El hombre asiático, chino tal vez, empresario o diplomático, dueño de una cadena de supermercados o magnate del uranio, viajaba cómodo en el asiento trasero de un lujoso auto azul oscuro. Sólo se lo veía a él, ya que había bajado completamente la ventanilla de su lado. El auto se detuvo justo en el semáforo en rojo y en esa esquina el hombre sacó su brazo, cubierto por su fino saco negro y lo extendió. Por su gesto se notaba que quería saber si había empezado a llover. Eran las dos de la tarde y había un sol radiante, pero al arrancar el coche, gruesas y torpes gotas de lluvia se precipitaron sobre la vereda. Cecile se quedó sorprendida mirando cómo el auto se alejaba.
Desde su departamento en el quinto piso sobre la avenida miró hacia abajo. Por la vereda una marea de paraguas caminaban en distintas direcciones pero tan cerca unos de otros que no había solución de continuidad. Los paraguas multicolores se chocaban transmitiéndose información, cual hormigas.
Cecile cerró la ventana y miró la hora, Esteban ya debería haber llegado, tampoco llamó por teléfono, pensó. Abrió la heladera pero nada la tentaba. Se tiró en el sofá y cerró los ojos.
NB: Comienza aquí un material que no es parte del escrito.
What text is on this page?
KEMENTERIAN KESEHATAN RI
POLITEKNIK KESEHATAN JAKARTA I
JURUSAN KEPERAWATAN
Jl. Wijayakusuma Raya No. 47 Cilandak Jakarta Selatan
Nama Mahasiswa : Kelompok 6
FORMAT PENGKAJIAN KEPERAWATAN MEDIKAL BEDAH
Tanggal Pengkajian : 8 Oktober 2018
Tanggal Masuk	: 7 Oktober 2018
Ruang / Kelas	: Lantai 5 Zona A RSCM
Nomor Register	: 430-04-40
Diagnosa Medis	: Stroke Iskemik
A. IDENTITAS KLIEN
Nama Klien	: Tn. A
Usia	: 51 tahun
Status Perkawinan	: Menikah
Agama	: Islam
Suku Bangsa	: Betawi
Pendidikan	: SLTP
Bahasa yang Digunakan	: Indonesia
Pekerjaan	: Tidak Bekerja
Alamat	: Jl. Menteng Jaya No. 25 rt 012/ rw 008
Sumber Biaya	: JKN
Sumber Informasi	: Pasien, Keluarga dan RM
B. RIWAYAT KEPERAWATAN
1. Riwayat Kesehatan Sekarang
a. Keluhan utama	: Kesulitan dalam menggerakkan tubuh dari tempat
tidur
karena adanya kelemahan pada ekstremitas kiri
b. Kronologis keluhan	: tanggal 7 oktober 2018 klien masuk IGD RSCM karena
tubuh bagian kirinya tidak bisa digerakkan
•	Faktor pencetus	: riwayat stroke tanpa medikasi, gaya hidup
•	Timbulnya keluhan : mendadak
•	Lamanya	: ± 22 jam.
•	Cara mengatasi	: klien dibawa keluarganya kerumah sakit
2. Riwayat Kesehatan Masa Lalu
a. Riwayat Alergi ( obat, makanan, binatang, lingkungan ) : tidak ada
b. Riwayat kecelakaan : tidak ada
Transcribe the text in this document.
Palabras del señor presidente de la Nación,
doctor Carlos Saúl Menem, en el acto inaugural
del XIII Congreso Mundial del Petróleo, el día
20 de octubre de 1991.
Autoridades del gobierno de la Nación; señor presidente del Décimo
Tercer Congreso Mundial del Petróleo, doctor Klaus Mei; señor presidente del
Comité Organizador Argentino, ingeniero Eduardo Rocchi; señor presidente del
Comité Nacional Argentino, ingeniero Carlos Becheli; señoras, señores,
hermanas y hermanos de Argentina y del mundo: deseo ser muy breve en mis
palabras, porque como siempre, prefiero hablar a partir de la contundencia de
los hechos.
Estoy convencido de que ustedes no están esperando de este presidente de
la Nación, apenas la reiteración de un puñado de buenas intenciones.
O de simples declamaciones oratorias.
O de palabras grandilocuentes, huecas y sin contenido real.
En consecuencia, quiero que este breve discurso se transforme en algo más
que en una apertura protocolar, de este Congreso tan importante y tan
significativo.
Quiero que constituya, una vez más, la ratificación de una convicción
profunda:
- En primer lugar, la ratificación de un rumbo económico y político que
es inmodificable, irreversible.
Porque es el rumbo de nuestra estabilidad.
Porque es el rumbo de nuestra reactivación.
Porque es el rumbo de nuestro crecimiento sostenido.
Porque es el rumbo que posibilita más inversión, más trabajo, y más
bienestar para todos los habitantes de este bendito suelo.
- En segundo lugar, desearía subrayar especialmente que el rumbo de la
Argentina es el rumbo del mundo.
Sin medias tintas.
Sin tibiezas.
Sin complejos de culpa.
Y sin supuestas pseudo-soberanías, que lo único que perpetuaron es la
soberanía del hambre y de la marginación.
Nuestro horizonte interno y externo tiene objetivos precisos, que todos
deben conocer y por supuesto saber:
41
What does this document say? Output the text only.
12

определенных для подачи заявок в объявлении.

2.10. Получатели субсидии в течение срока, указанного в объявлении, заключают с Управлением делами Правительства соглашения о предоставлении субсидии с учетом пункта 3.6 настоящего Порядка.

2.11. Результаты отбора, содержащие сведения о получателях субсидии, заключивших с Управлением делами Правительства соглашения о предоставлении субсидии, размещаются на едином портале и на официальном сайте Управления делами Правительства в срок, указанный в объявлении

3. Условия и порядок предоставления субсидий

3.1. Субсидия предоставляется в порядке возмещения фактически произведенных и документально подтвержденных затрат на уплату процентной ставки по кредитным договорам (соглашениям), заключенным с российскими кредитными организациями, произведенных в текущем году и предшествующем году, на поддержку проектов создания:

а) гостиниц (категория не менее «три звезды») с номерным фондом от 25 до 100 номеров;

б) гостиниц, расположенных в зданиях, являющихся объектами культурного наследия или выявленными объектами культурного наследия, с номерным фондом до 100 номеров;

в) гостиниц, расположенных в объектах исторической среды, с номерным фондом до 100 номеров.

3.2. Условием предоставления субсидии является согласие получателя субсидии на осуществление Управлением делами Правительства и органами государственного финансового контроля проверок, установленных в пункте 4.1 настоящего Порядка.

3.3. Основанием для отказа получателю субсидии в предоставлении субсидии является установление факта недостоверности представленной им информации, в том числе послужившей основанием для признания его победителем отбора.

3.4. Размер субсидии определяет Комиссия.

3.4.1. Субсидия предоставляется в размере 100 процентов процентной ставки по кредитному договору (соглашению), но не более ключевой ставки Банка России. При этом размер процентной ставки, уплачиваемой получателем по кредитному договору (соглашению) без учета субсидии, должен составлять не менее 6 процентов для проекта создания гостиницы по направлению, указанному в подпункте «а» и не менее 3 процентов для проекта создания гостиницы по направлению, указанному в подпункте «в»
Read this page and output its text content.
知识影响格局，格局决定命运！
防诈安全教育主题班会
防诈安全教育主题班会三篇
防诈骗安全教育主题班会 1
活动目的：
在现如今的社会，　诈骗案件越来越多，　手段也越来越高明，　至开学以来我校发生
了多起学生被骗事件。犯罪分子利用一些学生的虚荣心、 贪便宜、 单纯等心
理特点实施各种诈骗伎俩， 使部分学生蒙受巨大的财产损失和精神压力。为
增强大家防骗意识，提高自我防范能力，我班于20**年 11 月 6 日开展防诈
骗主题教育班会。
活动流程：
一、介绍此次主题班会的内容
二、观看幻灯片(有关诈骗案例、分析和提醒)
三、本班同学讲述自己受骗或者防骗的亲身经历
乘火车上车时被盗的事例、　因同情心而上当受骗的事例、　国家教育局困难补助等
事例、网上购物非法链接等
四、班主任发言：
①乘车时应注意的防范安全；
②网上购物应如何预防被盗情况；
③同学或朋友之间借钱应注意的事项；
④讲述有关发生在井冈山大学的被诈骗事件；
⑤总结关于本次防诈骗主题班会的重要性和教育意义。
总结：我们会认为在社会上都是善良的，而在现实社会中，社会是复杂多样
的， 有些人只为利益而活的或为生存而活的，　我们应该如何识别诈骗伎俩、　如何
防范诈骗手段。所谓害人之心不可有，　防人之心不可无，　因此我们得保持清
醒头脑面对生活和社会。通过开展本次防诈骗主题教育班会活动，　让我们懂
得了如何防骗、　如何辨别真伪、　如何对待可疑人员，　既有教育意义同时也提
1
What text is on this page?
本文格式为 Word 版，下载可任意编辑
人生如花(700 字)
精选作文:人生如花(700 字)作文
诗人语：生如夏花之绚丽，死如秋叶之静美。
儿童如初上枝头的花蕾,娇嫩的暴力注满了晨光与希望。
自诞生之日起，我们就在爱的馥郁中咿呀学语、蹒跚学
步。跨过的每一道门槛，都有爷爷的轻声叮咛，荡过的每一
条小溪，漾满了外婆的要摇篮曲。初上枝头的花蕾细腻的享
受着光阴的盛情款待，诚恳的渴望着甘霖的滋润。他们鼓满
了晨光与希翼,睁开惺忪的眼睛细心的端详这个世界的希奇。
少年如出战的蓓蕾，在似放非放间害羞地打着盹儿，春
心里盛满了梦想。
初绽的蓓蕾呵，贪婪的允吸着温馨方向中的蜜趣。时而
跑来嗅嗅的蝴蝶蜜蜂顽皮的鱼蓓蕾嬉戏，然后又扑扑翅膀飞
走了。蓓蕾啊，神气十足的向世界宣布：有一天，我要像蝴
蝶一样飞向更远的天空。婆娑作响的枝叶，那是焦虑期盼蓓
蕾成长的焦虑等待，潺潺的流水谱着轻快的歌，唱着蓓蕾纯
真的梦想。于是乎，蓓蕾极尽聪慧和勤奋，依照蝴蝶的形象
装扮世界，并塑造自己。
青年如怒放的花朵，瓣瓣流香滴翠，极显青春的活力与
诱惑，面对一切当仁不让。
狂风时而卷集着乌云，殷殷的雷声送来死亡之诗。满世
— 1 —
Se despertó cuando al parecer en su piso, el ascensor se detuvo. Espió por la mirilla, no vio mucho, apenas una figura que cerraba la puerta tijera y con un impermeable o quizá el brazo de alguien con un impermeable. Abrió sigilosamente la puerta y al lado, en un ángulo contra la pared, un paraguas azul empapado chorreaba agua.
Desde la ventana Cecile miró la calle: las luces de los carteles y la corriente interminable de los autos que nunca paraba. ¿A dónde van?, se preguntó. Harta de esperar se puso su impermeable para salir. Llamó al ascensor que no llegaba, estaría detenido en algún piso. El visor marcaba el séptimo, prefiero subir dos pisos que bajar cinco, pensó. Subió, pero el ascensor ya no estaba.
Estará descendiendo, dijo. Cecile estaba bajando cuando en el rellano entre el séptimo y el sexto vio una figura sentada en los escalones. Una mujer con un pañuelo miraba hacia abajo.
-Buenas tardes, dijo Cecile, pero la mujer la ignoró.
Cecile tomó el ascensor y llegó a su piso cuando abrió la puerta de su departamento vio a la mujer del pañuelo esta vez sentada en su sofá mirando el televisor. Finalmente entró.
Tosió. Fue a la cocina y buscó un vaso de agua, miró su pie, unas hormigas coloradas pululaban sobre un resto de torta mojada que alguien había dejado caer. Tiró su pañuelo sin querer y lo recogió con asco. Lo sacudió y se sonó la nariz.
Bajó por el ascensor para saber si el portero del edificio estaba. A lo mejor la mujer se había perdido y él la conocía.
En la recepción no había nadie, por las dudas abrió la puerta principal para ver si Oscar, el portero, estaba fuera lavando la vereda a pesar de que seguía lloviendo. No, no estaba.
Llamó en voz alta en el hall: ̶ Oscar ¿estás por ahí?
Volvió a su departamento, la mujer se había ido. Por las dudas revisó en todos lados. ̶ Sí, se fue, pensó Cecile.
Afuera seguía el mal tiempo, el paraguas azul estaba todavía al lado de su puerta. Lo tocó, ya estaba seco. Escucho sonar el teléfono y corrió para atender, y se enganchó el pie con la punta de la alfombra que estaba enrollada pero alcanzó a tomar el auricular.
̶ ¿Cecile estás en tu casa? preguntó Esteban, su novio.
̶ Claro hace una hora que te estoy esperando. ¿Dónde te metiste Esteban? Te escucho mal, se corta la voz.
̶ ¿Qué me decís, Cecile?
A esa altura ya había descartado la cena con Esteban, era tarde y la verdad tenía mucha hambre. Frente al espejo se arregló un poco el cabello. Decidió salir y cenar sola. En el palier del edificio se escucharon voces. Espió otra vez por la mirilla y vio a alguien que pasó corriendo, dudó si salir o no. Un timbre la sobresaltó.
̶ ¿Quién es?
̶ Oscar, el portero, ¿usted tiene luz?
̶ A ver, Oscar un momento, no sé. Se da cuenta de que su televisor se apagó y la lucecita de encendido también.
̶ No, Oscar, no tengo.
Ahora sí, salió el palier. Usó la linterna porque ya eran las 19:30 y se veía poco. Creyó volver a ver a la mujer sentada en la escalera pero no le importó.
Escuchó voces que venían del séptimo y cuando estaba por subir, Oscar llegó agitado por las escaleras. Cecile lo miró fijo. Alguien había caído por el hueco del ascensor.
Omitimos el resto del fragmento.